Nel 2010, l’Accademia di Stoccolma gli conferì il Nobel per la Letteratura, premiando “la sua cartografia delle strutture del potere e le acute immagini della resistenza, rivolta e sconfitta dell’individuo”. Tra i numerosi riconoscimenti, spiccano il Premio Cervantes (1994), il Príncipe de Asturias (1986) e l’ingresso, primo autore ispanofono, nell’Académie Française nel 2023. Qui, Vargas Llosa celebrò la Francia come il luogo dove scoprì “un’altra America Latina”, scrivendo romanzi fondamentali durante gli anni parigini. La sua produzione teatrale, con opere come La signorina di Tacna (1981), e i saggi, come La verità delle menzogne (1990), completano un corpus di straordinaria varietà.
Oltre alla scrittura, Vargas Llosa si distinse per un’instancabile curiosità. Giovane simpatizzante comunista e ammiratore di Castro, negli anni ’70 abbracciò il liberalismo, candidandosi alla presidenza del Perù nel 1990 contro Alberto Fujimori. Sconfitto, si trasferì in Spagna, ottenendo la cittadinanza nel 1993, ma tornò a Lima nel 2022, dove riallacciò il legame con la moglie Patricia nel quartiere di Barranco. La sua passione per il teatro lo portò a recitare, mentre la disciplina e la “voglia di vivere” lo spinsero a lavorare fino agli ultimi giorni, spesso passeggiando con il bastone lungo l’Oceano Pacifico, come un qualsiasi abitante del suo amato quartiere.

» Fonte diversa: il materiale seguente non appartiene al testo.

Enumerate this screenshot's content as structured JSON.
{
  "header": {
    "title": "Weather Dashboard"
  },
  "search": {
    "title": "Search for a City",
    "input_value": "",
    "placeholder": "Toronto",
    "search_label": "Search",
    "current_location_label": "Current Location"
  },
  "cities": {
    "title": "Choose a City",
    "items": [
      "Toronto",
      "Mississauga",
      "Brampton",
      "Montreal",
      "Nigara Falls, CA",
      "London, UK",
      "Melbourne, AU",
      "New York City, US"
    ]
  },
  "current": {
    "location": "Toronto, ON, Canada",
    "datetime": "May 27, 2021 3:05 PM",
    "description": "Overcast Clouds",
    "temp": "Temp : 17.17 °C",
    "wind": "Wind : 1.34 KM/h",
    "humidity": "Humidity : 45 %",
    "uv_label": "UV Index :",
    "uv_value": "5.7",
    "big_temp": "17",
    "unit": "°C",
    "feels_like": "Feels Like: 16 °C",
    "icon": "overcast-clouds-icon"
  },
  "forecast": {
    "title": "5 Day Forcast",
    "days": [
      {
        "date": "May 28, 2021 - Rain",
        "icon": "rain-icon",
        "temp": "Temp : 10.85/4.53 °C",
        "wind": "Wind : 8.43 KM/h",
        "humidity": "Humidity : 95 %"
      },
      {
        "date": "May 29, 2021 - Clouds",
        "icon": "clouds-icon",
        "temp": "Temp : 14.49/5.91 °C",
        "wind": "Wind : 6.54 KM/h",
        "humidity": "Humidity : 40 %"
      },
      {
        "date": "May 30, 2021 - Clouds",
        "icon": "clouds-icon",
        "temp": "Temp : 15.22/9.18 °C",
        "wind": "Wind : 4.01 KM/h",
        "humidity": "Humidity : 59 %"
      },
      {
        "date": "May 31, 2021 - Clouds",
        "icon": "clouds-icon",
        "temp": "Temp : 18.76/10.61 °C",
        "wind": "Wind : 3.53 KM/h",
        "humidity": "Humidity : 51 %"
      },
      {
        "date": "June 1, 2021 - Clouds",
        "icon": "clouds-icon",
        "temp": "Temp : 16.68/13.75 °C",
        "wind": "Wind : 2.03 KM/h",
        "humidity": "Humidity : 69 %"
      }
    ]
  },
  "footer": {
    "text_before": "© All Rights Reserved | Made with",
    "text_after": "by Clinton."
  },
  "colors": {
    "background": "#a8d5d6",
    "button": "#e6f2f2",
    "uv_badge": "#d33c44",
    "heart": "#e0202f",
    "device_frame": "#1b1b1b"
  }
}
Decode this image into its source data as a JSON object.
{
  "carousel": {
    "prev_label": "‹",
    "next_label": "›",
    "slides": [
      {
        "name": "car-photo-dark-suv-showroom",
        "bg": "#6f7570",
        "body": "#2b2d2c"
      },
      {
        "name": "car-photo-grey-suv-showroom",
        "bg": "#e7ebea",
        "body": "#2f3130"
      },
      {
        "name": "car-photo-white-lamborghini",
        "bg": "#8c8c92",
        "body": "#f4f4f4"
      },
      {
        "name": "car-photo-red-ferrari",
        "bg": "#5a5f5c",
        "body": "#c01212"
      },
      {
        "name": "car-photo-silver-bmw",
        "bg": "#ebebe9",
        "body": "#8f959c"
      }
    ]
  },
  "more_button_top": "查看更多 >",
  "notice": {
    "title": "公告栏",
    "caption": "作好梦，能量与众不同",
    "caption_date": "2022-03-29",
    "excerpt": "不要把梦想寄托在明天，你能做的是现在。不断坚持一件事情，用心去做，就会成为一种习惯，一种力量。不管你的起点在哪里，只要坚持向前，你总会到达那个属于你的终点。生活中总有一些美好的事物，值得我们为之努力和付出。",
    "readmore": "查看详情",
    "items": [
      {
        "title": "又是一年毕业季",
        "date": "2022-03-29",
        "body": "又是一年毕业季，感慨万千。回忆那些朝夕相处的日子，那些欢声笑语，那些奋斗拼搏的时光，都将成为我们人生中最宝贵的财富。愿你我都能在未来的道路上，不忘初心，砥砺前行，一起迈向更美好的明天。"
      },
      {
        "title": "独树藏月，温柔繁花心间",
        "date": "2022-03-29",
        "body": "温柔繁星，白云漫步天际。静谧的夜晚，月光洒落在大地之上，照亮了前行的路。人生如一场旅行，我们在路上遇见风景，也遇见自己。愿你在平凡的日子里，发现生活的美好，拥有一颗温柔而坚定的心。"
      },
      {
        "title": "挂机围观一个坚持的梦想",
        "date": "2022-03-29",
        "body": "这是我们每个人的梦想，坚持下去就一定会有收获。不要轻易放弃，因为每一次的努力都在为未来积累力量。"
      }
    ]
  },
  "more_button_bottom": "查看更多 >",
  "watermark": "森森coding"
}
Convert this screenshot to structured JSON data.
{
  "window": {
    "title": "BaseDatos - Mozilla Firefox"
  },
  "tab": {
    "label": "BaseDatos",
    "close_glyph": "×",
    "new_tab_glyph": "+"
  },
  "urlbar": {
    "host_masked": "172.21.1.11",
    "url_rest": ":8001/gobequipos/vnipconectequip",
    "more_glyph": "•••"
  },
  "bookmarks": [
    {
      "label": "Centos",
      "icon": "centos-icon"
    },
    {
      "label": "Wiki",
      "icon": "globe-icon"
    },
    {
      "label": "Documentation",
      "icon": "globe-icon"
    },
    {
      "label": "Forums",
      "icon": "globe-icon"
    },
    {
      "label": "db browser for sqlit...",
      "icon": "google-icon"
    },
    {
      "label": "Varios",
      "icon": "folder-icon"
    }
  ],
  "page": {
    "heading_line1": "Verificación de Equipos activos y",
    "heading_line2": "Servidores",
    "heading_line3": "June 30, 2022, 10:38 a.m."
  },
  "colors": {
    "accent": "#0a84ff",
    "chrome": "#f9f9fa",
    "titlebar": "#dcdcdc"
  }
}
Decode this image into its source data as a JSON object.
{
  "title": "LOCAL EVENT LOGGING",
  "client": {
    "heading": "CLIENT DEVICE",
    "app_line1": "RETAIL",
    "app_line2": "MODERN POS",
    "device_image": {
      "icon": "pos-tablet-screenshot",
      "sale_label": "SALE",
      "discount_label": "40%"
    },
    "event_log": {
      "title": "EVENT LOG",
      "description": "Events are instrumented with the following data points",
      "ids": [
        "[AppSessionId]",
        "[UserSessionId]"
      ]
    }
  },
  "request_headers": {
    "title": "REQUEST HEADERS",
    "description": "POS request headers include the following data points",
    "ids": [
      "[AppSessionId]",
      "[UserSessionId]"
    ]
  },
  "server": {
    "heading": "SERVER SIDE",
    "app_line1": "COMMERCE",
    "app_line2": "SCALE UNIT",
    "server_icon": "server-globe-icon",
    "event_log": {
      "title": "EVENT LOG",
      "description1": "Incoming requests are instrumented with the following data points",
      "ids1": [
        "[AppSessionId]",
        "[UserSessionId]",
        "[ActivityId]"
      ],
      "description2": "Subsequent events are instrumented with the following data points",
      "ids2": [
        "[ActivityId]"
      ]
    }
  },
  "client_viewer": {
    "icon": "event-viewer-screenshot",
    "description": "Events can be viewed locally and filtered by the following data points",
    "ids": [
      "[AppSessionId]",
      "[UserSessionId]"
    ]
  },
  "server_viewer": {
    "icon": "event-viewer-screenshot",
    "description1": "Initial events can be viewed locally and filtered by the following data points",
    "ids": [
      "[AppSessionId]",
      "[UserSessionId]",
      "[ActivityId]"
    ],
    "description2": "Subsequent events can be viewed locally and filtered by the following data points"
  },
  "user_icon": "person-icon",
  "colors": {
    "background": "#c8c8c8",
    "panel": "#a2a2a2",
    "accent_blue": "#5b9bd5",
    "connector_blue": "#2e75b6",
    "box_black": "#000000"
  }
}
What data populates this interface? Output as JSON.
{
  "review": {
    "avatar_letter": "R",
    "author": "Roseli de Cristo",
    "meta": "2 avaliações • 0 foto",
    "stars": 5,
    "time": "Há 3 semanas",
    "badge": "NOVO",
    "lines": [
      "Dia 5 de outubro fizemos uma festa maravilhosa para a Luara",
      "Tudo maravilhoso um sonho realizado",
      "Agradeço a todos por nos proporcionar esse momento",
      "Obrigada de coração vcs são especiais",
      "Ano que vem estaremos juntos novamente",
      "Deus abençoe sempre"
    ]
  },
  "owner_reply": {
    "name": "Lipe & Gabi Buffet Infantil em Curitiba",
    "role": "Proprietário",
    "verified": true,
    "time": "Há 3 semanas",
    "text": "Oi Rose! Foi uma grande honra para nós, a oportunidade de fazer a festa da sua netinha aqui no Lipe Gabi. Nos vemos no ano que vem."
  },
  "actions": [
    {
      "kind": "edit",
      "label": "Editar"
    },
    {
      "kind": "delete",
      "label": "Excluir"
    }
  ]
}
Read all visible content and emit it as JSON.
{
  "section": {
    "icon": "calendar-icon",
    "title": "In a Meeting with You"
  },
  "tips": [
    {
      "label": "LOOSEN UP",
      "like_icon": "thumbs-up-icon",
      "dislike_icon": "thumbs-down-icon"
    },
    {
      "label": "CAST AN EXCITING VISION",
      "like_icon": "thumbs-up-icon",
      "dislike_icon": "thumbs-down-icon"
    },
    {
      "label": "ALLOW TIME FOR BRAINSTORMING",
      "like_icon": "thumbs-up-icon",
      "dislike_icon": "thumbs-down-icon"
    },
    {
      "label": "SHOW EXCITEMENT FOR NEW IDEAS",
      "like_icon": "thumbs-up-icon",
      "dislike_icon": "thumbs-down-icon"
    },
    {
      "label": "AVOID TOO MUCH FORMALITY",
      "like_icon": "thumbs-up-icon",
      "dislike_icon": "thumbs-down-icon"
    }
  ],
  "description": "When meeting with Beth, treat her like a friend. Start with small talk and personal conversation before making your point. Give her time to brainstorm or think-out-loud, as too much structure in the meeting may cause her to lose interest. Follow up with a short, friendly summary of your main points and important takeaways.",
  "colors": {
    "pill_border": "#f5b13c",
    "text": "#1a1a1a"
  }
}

La famiglia ha reso noto che Vargas Llosa desiderava una cremazione privata, senza cerimonie pubbliche, un ultimo atto di sobrietà per un uomo che ha vissuto intensamente. “La sua scomparsa rattristerà i lettori in tutto il mondo, ma la sua opera gli sopravviverà”, scrive Álvaro Vargas Llosa. Da La zia Julia e lo scribacchino (1977) a Tempi duri (2019), i suoi romanzi continuano a parlare di potere, amore, ribellione e identità, temi universali che attraversano confini. In Perù, il presidente Dina Boluarte ha dichiarato tre giorni di lutto nazionale, mentre editori come Alfaguara preparano ristampe commemorative.
Negli ultimi anni, Vargas Llosa era diventato una figura familiare a Barranco, il quartiere bohémien di Lima dove abitava in un appartamento con vista sul Pacifico. I vicini lo descrivevano come un uomo gentile, che leggeva sui balconi o chiacchierava nei caffè, sempre con un libro in mano. La sua ultima apparizione pubblica, a una lettura poetica nel dicembre 2024, aveva commosso il pubblico per la lucidità e l’energia di un autore che non smetteva di creare. “Scrivere è stato il mio modo di resistere al mondo”, aveva detto, sintetizzando una vita dedicata alla parola.